During the third stage, a summary is made of the fixed seats that the parties have achieved, which is compared to the outcome of the nationwide distribution above. If a party has received more fixed seats than its share of the total 349-seat distribution, district seats allocated to that party are retracted and given to the party with the second 'highest quotient'. The parties are then awarded a number of adjustment seats sufficient to cover the gap between their number of fixed seats and their share in the nationwide distribution.

Finally, the adjustment seats that each party has received are distributed among the districts.
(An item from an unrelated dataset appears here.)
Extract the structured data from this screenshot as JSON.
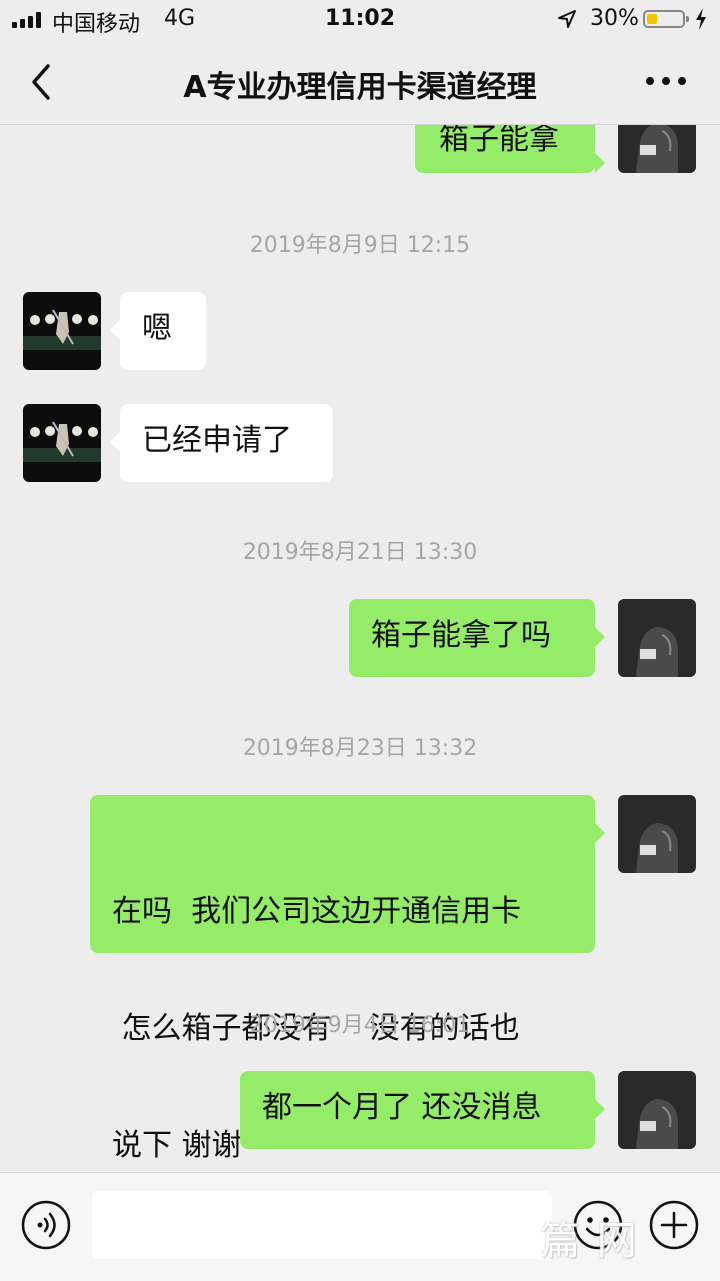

The application of the Sainte-Laguë number gives each party a quotient ('comparison number', jämförelsetal) in each district, which is its number of votes in the district divided by (2n+1), where n is the number of seats it has been awarded. The district where the party has the highest quotient is awarded an adjustment seat, and a new quotient is then calculated for that district, before the next adjustment seat is distributed. In theory, a district can thus receive more than one adjustment seat. If a party is yet to receive a seat in the district, its quotient simply is the number of votes it received. When the fixed seats were distributed among the parties in the district, the number was divided by 1.4, which made it more difficult for a party to achieve its first seat. Now, however, no such division takes place. The method used is thus pure and not modified Sainte-Laguë.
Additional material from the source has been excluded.